Folembray (Aisne) : Il gaze un gendarme à la lacrymo

L’Aisne Nouvelle, 30 novembre 2009

Un habitant de Folembray, âgé de 24 ans, comparaissait jeudi devant le tribunal correctionnel de Laon. Il lui était reproché d’avoir insulté des gendarmes et gazé l’un d’entre eux.

Cet été, le 26 juillet, la fête communale de Folembray s’est terminée en échauffourées. À leur arrivée sur les lieux, les gendarmes sont accueillis par : « Tiens v’là le poulailler, v’là la volaille. » Ces propos émanent d’un Folembraysien de 24 ans, assez éméché. Les militaires calment les esprits et demandent à ce jeune homme de partir. Mais il reste et réitère ses propos.
Un gendarme du PSIG (peloton de surveillance et d’intervention de la gendarmerie nationale) interpelle alors le Folembraysien. Lequel se saisit, d’un mouvement prompt, de la bombe lacrymogène du militaire. Il semblerait que, d’un geste malheureux, il ait cassé le mécanisme de l’arme. Une chose est sûre : le gendarme a reçu du gaz lacrymogène dans la figure, et en particulier dans l’œil.

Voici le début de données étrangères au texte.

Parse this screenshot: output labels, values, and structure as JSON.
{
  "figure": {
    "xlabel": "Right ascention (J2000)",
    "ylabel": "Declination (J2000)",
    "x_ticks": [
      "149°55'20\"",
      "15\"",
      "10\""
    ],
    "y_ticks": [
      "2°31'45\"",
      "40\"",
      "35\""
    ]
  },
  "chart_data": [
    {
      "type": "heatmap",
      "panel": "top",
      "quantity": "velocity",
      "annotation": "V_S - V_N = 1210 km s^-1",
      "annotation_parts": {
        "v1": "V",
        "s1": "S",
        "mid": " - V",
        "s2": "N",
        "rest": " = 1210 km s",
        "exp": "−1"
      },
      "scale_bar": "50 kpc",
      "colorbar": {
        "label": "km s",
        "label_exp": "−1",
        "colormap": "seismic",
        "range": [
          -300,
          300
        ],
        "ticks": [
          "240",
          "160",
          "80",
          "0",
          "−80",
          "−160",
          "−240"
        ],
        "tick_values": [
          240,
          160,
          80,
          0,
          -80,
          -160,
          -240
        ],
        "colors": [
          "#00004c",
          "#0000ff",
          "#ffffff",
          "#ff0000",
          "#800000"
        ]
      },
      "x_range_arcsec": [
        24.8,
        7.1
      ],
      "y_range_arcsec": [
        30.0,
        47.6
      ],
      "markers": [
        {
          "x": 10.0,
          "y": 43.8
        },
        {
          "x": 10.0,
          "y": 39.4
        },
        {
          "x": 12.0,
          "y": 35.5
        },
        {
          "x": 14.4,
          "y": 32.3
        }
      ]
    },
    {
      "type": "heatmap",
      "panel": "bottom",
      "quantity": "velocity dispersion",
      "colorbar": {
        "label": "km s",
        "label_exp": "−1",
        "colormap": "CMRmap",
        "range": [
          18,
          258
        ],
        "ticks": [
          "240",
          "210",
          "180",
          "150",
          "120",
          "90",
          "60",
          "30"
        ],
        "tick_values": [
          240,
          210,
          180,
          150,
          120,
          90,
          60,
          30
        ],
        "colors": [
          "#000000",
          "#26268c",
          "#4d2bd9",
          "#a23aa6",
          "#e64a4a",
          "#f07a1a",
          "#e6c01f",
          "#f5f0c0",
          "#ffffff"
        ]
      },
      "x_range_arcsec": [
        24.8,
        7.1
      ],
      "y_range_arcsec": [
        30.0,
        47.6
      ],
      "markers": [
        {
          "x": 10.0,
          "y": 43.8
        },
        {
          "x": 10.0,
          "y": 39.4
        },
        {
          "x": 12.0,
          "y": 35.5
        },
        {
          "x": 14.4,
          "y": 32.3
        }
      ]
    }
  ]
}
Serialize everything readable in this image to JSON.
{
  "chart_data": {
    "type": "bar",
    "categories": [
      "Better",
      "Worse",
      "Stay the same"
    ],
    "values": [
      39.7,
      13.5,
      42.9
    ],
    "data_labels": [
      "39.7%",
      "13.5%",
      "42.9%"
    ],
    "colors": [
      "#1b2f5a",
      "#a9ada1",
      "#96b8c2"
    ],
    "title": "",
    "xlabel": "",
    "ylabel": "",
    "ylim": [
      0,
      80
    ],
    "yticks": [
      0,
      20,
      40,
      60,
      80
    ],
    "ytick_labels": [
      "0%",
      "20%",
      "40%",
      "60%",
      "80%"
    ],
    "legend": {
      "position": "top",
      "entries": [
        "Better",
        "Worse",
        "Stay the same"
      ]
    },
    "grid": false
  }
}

Résultat : une ITT d’un jour, 5 jours de soins et un arrêt de travail de 12 jours.

« C’était gentil et amical »

À la barre, le prévenu a reconnu les faits de rébellion. Il a, en revanche, assuré le parquet que les termes « volaille » et « poulailler » étaient « gentils et amicaux. »
Une explication qui n’a absolument pas convaincu le substitut du procureur Sicot : « L’infraction est constituée. Il est assez surprenant de vouloir dire que les mots n’ont pas de signification. » « Il y a aussi la blessure, qui pourrait avoir des conséquences graves sur ce gendarme », a-t-il poursuivi avant de requérir 4 mois de prison ferme.

Des réquisitions qui ont fait sortir de ses gonds maître Herman, avocat du prévenu. Citant Sade au passage (« Tout est bon quand il est excessif », La Nouvelle Justine N.D.L.R.), il a demandé la relaxe pour son client : « Il faut avoir conscience, quand on fait une injure, d’être en train d’injurier. En l’occurrence, « la volaille » n’est pas une injure. Reste la rébellion, et là, il y a une sanction à prendre, je suis d’accord. Mais il faut faire en sorte que cette sanction permette à mon client de travailler. » Le tribunal a reconnu coupable le Folembraysien et l’a condamné à un mois d’emprisonnement.

Il devra également verser 800 euros de dommages et intérêts à la victime, ainsi que 500 euros au titre de l’article 475-1 du code de procédure pénale.